Ultimamente si legge e si sente dire di tutto, perciò voglio ritornare su una faccenda molto trattata e vista come una questione prioritaria nella storia dell'umanità. Cioè la trasformazione dei costumi alimentari fin qui adottati dal nostro genere, che da sempre si è conformato alle situazioni e all'ambiente che lo ospita. Quindi bacche, erbe, frutta, pesci, uova, insetti, latte, selvaggina, per arrivare via via a cacciare animali sempre più grandi.
Dico subito che personalmente, sono contraria alla caccia intesa come sport. Uccidere per sopravvivere è una legge spietata della natura, farlo nonostante l'abbondanza di alimenti e con armi sofisticate di precisione, mi sembra una perfidia. Del resto, perché non prendere anche le difese del regno ittico? Il fatto che i pesci non emettano parole di protesta non significa che "chi tace acconsente".

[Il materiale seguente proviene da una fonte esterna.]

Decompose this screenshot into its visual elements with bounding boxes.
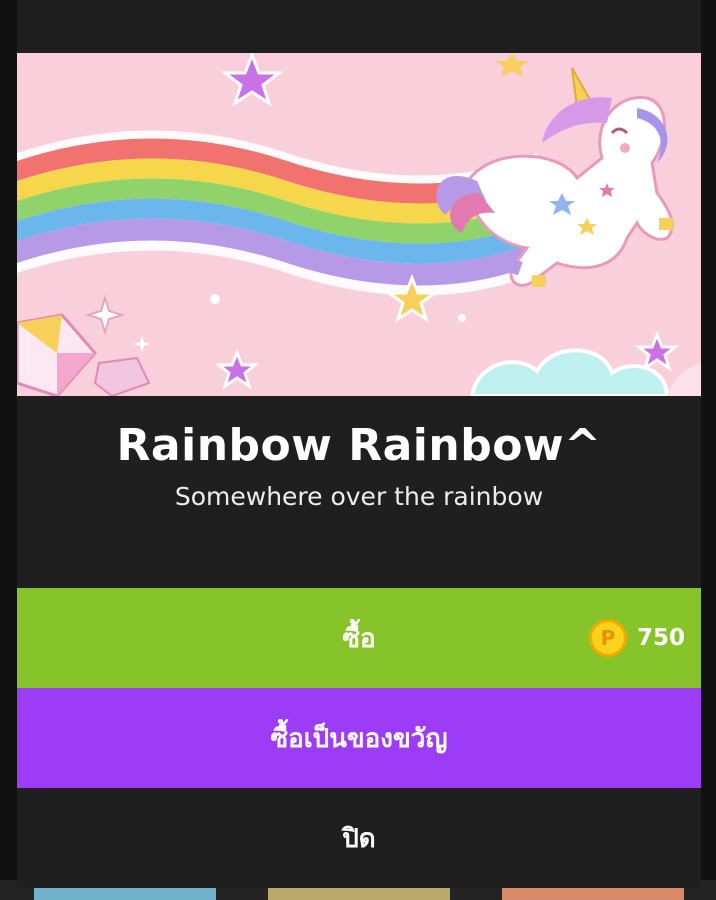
buy-button[interactable]: ซื้อ P 750 (17, 588, 701, 688)
price-tag: P 750 (588, 619, 685, 657)
close-button[interactable]: ปิด (17, 788, 701, 888)
background-thumbnail (268, 888, 450, 900)
coin-icon: P (588, 619, 627, 657)
theme-subtitle: Somewhere over the rainbow (174, 482, 544, 511)
buy-as-gift-button[interactable]: ซื้อเป็นของขวัญ (17, 688, 701, 788)
backdrop-right (701, 0, 716, 900)
buy-button-label: ซื้อ (342, 623, 376, 654)
close-button-label: ปิด (342, 823, 376, 854)
buy-as-gift-label: ซื้อเป็นของขวัญ (270, 723, 448, 754)
theme-banner-image (17, 53, 701, 396)
unicorn-rainbow-artwork (17, 53, 701, 396)
backdrop-left (0, 0, 17, 900)
theme-purchase-dialog: Rainbow Rainbow^ Somewhere over the rain… (17, 0, 701, 888)
price-amount: 750 (636, 625, 685, 651)
theme-title: Rainbow Rainbow^ (116, 420, 602, 471)
background-thumbnail (34, 888, 216, 900)
background-thumbnail (502, 888, 684, 900)
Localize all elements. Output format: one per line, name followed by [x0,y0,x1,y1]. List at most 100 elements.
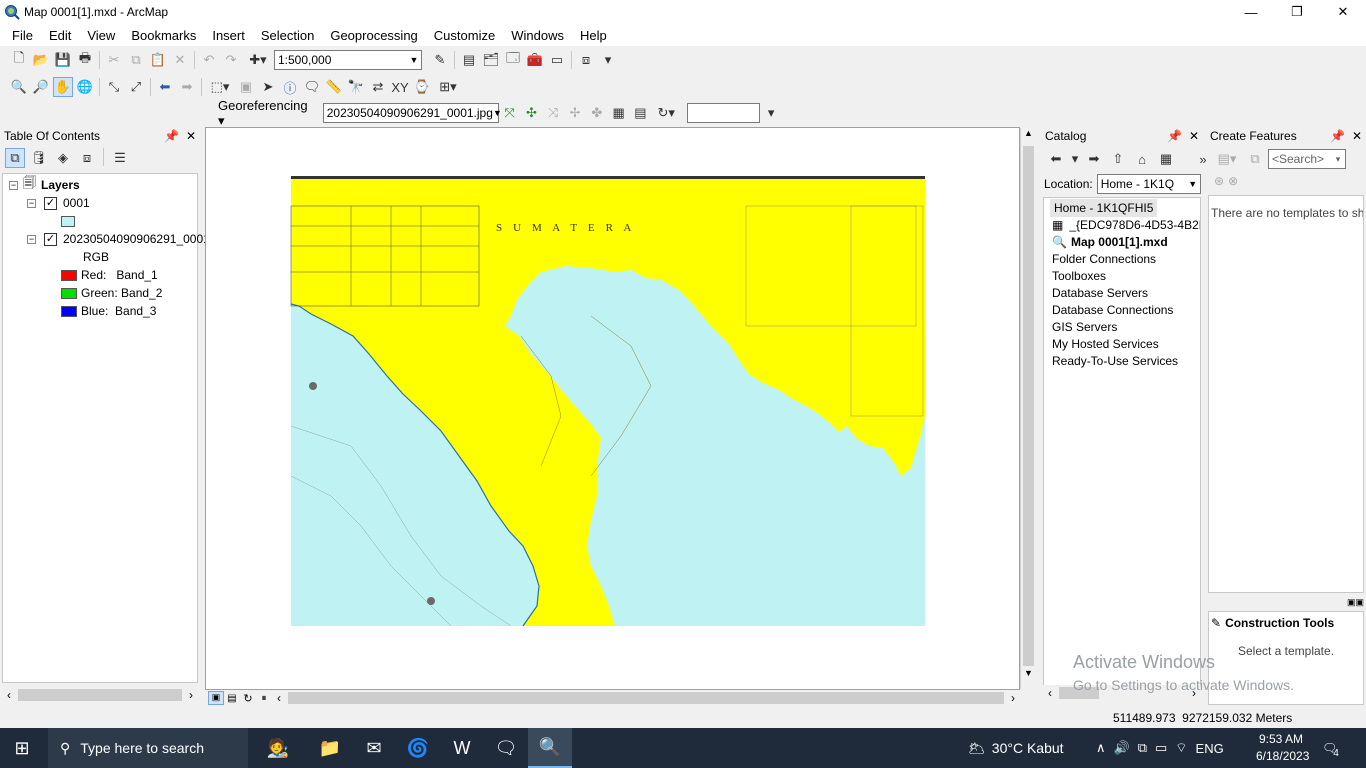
collapse-icon[interactable]: − [9,180,18,190]
weather-widget[interactable]: 🌥 30°C Kabut [968,728,1064,768]
list-by-source-icon[interactable]: 🛢 [29,148,49,168]
paste-icon[interactable]: 📋 [148,50,168,70]
network-icon[interactable]: ⧉ [1138,740,1147,756]
menu-insert[interactable]: Insert [204,28,253,43]
georeferencing-menu[interactable]: Georeferencing ▾ [212,98,323,129]
chevron-up-icon[interactable]: ∧ [1096,740,1106,756]
delete-link-icon[interactable]: ✤ [587,103,607,123]
organize-templates-icon[interactable]: ▤▾ [1213,149,1241,169]
green-band-swatch[interactable] [61,287,77,299]
tree-row-layers[interactable]: − 🗐 Layers [9,175,80,194]
menu-selection[interactable]: Selection [253,28,322,43]
pause-drawing-icon[interactable]: ⏸ [256,693,272,704]
georef-layer-select[interactable]: 20230504090906291_0001.jpg ▼ [322,103,502,123]
georef-input-field[interactable] [687,103,761,123]
tree-row-layer-0001[interactable]: − ✓ 0001 [27,194,90,212]
windows-start-icon[interactable]: ⊞ [0,728,44,768]
copy-icon[interactable]: ⧉ [126,50,146,70]
add-data-icon[interactable]: ✚▾ [243,50,273,70]
minimize-button[interactable]: — [1228,0,1274,24]
rotate-icon[interactable]: ⤧ [500,103,520,123]
back-dropdown-icon[interactable]: ▾ [1070,149,1080,169]
catalog-window-icon[interactable]: 🗂 [481,50,501,70]
arcmap-taskbar-icon[interactable]: 🔍 [528,728,572,768]
shift-icon[interactable]: ✣ [522,103,542,123]
fixed-zoom-out-icon[interactable]: ⤢ [126,77,146,97]
menu-windows[interactable]: Windows [503,28,572,43]
collapse-icon[interactable]: − [27,234,36,244]
band-row-blue[interactable]: Blue: Band_3 [61,302,156,320]
model-builder-icon[interactable]: ⧈ [576,50,596,70]
viewer-icon[interactable]: ▤ [631,103,651,123]
menu-view[interactable]: View [79,28,123,43]
undo-icon[interactable]: ↶ [199,50,219,70]
toc-options-icon[interactable]: ☰ [110,148,130,168]
scroll-up-icon[interactable]: ▲ [1021,128,1036,144]
catalog-item-home[interactable]: Home - 1K1QFHI5 [1050,199,1158,217]
red-band-swatch[interactable] [61,269,77,281]
map-scale-select[interactable]: 1:500,000 ▼ [274,50,422,70]
save-icon[interactable]: 💾 [53,50,73,70]
toolbar-options-icon[interactable]: ▾ [761,103,781,123]
new-document-icon[interactable]: 🗋 [9,50,29,70]
toggle-contents-icon[interactable]: ▦ [1156,149,1176,169]
layout-view-icon[interactable]: ▤ [224,693,240,704]
list-by-selection-icon[interactable]: ⧈ [77,148,97,168]
catalog-item-mxd[interactable]: 🔍 Map 0001[1].mxd [1052,233,1168,251]
close-icon[interactable]: ✕ [1352,129,1362,143]
map-vertical-scrollbar[interactable]: ▲ ▼ [1020,128,1036,689]
scroll-thumb[interactable] [288,692,1004,704]
catalog-item-gis-servers[interactable]: GIS Servers [1052,318,1117,336]
close-icon[interactable]: ✕ [186,129,196,143]
pan-icon[interactable]: ✋ [53,77,73,97]
print-icon[interactable]: 🖶 [75,50,95,70]
menu-geoprocessing[interactable]: Geoprocessing [322,28,425,43]
pin-icon[interactable]: 📌 [1167,129,1182,143]
select-elements-icon[interactable]: ➤ [258,77,278,97]
back-icon[interactable]: ⬅ [1046,149,1066,169]
table-of-contents-icon[interactable]: ▤ [459,50,479,70]
scroll-left-icon[interactable]: ‹ [1043,686,1057,700]
word-icon[interactable]: W [440,728,484,768]
find-icon[interactable]: 🔭 [346,77,366,97]
time-slider-icon[interactable]: ⌚ [412,77,432,97]
layer-symbol-swatch[interactable] [61,215,75,227]
layer-visibility-checkbox[interactable]: ✓ [44,232,57,246]
html-popup-icon[interactable]: 🗨 [302,77,322,97]
scroll-left-icon[interactable]: ‹ [2,688,16,702]
measure-icon[interactable]: 📏 [324,77,344,97]
editor-toolbar-icon[interactable]: ✎ [430,50,450,70]
pin-icon[interactable]: 📌 [1330,129,1345,143]
refresh-icon[interactable]: ↻ [240,692,256,705]
menu-customize[interactable]: Customize [426,28,503,43]
catalog-item-hosted-services[interactable]: My Hosted Services [1052,335,1159,353]
close-icon[interactable]: ✕ [1189,129,1199,143]
scroll-thumb[interactable] [18,689,182,701]
scroll-right-icon[interactable]: › [1006,691,1020,705]
scroll-right-icon[interactable]: › [184,688,198,702]
template-properties-icon[interactable]: ⧉ [1245,149,1265,169]
menu-file[interactable]: File [4,28,41,43]
catalog-item-ready-to-use[interactable]: Ready-To-Use Services [1052,352,1178,370]
list-by-visibility-icon[interactable]: ◈ [53,148,73,168]
volume-icon[interactable]: 🔊 [1114,740,1130,756]
scale-icon[interactable]: ⤨ [543,103,563,123]
language-indicator[interactable]: ENG [1196,741,1224,756]
blue-band-swatch[interactable] [61,305,77,317]
view-link-table-icon[interactable]: ▦ [609,103,629,123]
menu-help[interactable]: Help [572,28,615,43]
auto-adjust-icon[interactable]: ↻▾ [652,103,680,123]
list-by-drawing-order-icon[interactable]: ⧉ [5,148,25,168]
search-highlight-icon[interactable]: 🧑‍🎨 [248,728,308,768]
cut-icon[interactable]: ✂ [104,50,124,70]
battery-icon[interactable]: ▭ [1155,740,1167,756]
search-window-icon[interactable]: 🗔 [503,50,523,70]
go-to-xy-icon[interactable]: XY [390,77,410,97]
catalog-item-database-servers[interactable]: Database Servers [1052,284,1148,302]
arctoolbox-icon[interactable]: 🧰 [525,50,545,70]
data-view-icon[interactable]: ▣ [208,691,224,705]
scroll-thumb[interactable] [1023,146,1034,666]
layer-visibility-checkbox[interactable]: ✓ [44,196,57,210]
select-features-icon[interactable]: ⬚▾ [206,77,234,97]
tree-row-layer-symbol[interactable] [61,212,75,230]
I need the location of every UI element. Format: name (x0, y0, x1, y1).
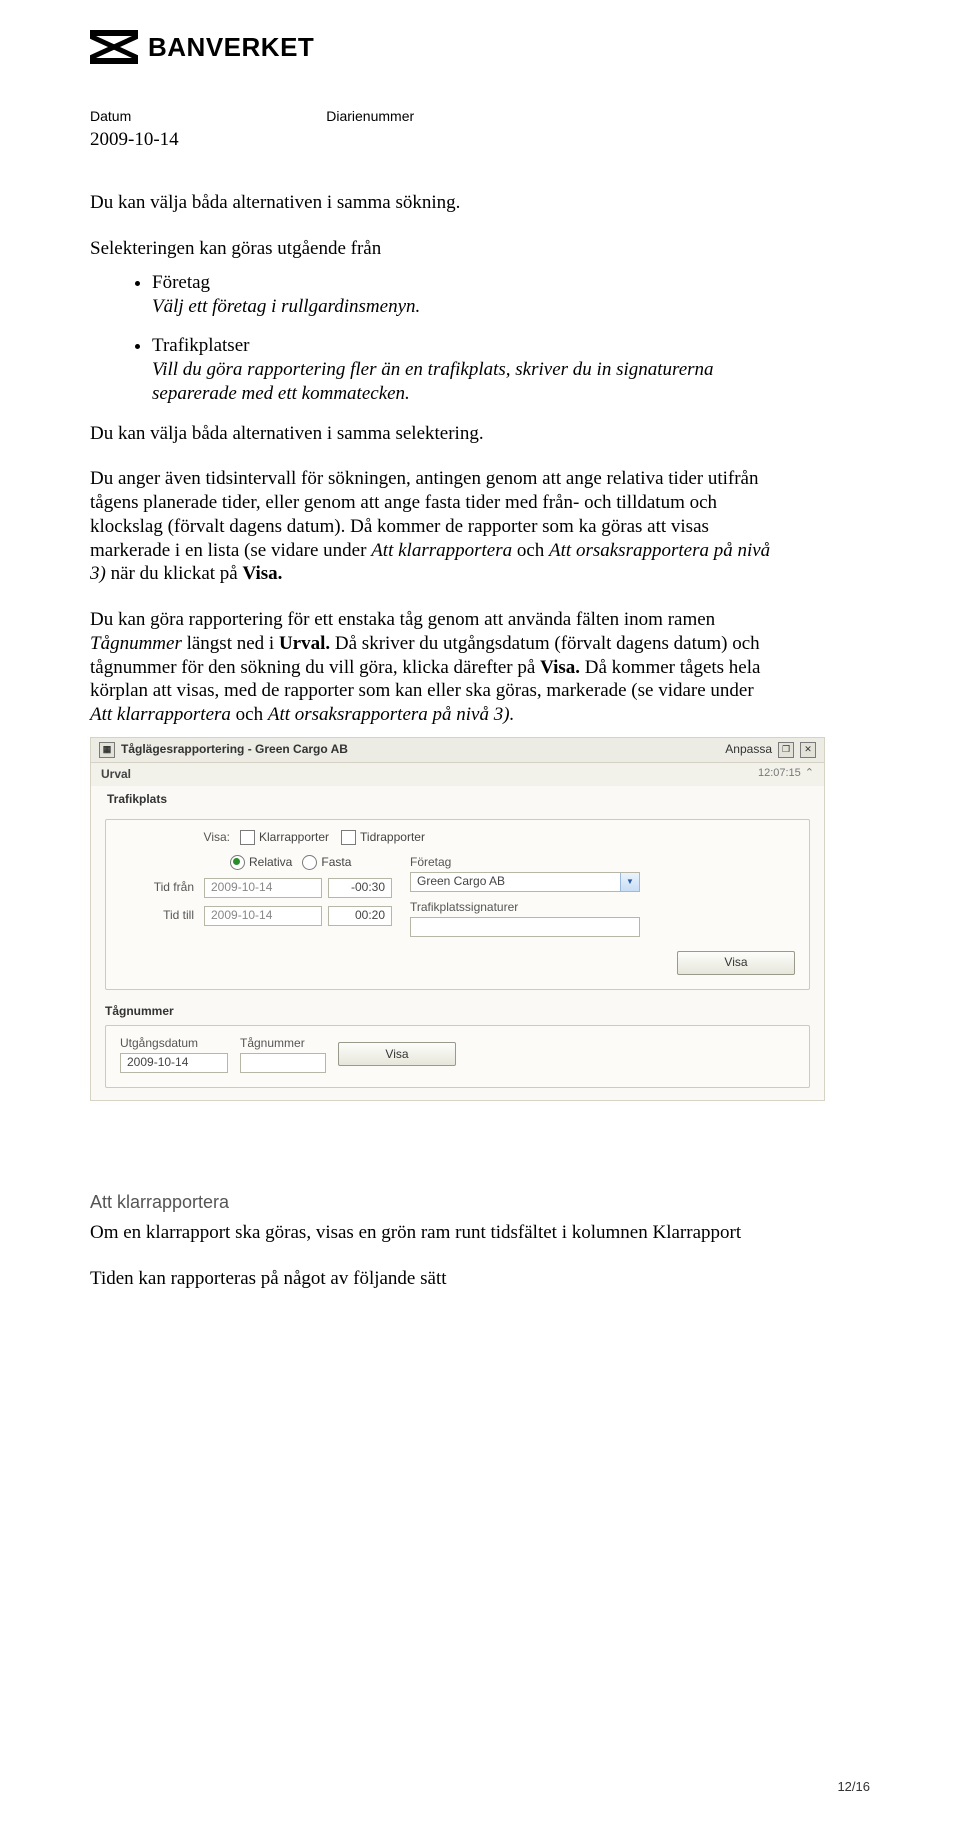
bullet-title: Trafikplatser (152, 334, 780, 358)
tagnummer-box: Utgångsdatum 2009-10-14 Tågnummer Visa (105, 1025, 810, 1088)
restore-icon[interactable]: ❐ (778, 742, 794, 758)
foretag-label: Företag (410, 855, 795, 870)
paragraph: Om en klarrapport ska göras, visas en gr… (90, 1221, 780, 1245)
list-item: Företag Välj ett företag i rullgardinsme… (152, 271, 780, 319)
datum-value: 2009-10-14 (90, 128, 870, 152)
radio-relativa[interactable]: Relativa (230, 855, 292, 870)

Trovo anche conflittuale suddividere gli animali per categorie al nostro servizio: da guardia, da gioco, da compagnia o come materia edibile a nostro uso e consumo. Intendo dire (a favore di questi ultimi) preferirei vederli vivere la loro vita nei prati e solo alla fine del loro ciclo vitale prendere la via della "commestibilità umana". E qui potrei scatenare le ire degli animalisti/ambientalisti e vegetariani/vegani: "Perché non vivere di soli vegetali, invece?"
Dal punto di vista etico sono d'accordo, la carne destinata al consumo brucia troppe risorse, con le quali si potrebbero sfamare intere popolazioni. Ma non sto parlando di etica, voglio allargare un po' lo sguardo sul meccanismo universale, che non ascolta affatto i nostri problemi ma ha già determinato leggi che si perpetuano nei secoli, alla faccia nostra. Se non ci fossero gazzelle non potremo tenere in vita un ghepardo con due quintali di erba medica. L'animale-uomo invece può adattarsi alle situazioni, eppure la carne lo nutre, inutile essere ipocriti, altrimenti ci saremmo convertiti ai vegetali già da molto tempo. Perché rischiare la vita cacciando bisonti?
La visione autodistruttiva del carnivoro portatore di violenta aggressività che è condannato a sviluppare il cancro, o peggio, squilibri nel pianeta, scusate ma la trovo patetica. La questione è piuttosto quanto si mangia (troppo) e soprattutto quanto si spreca. Ma qui dovremmo spostare il focus su profitti ed interessi generali (e questo riguarda proprio tutto, anche il favoloso mondo Bio).
Quindi penso che la lotta alla fame nel mondo sia l'unico punto ad avere una certa validità nella causa portata avanti dalle associazioni. Non la questione - più romantica che etica - di nutrirsi di lutto col fatto di mangiare animali (che già si mangiano tra di loro da sempre), bensì sulla tutela della loro dignità in vita, questo certamente sì.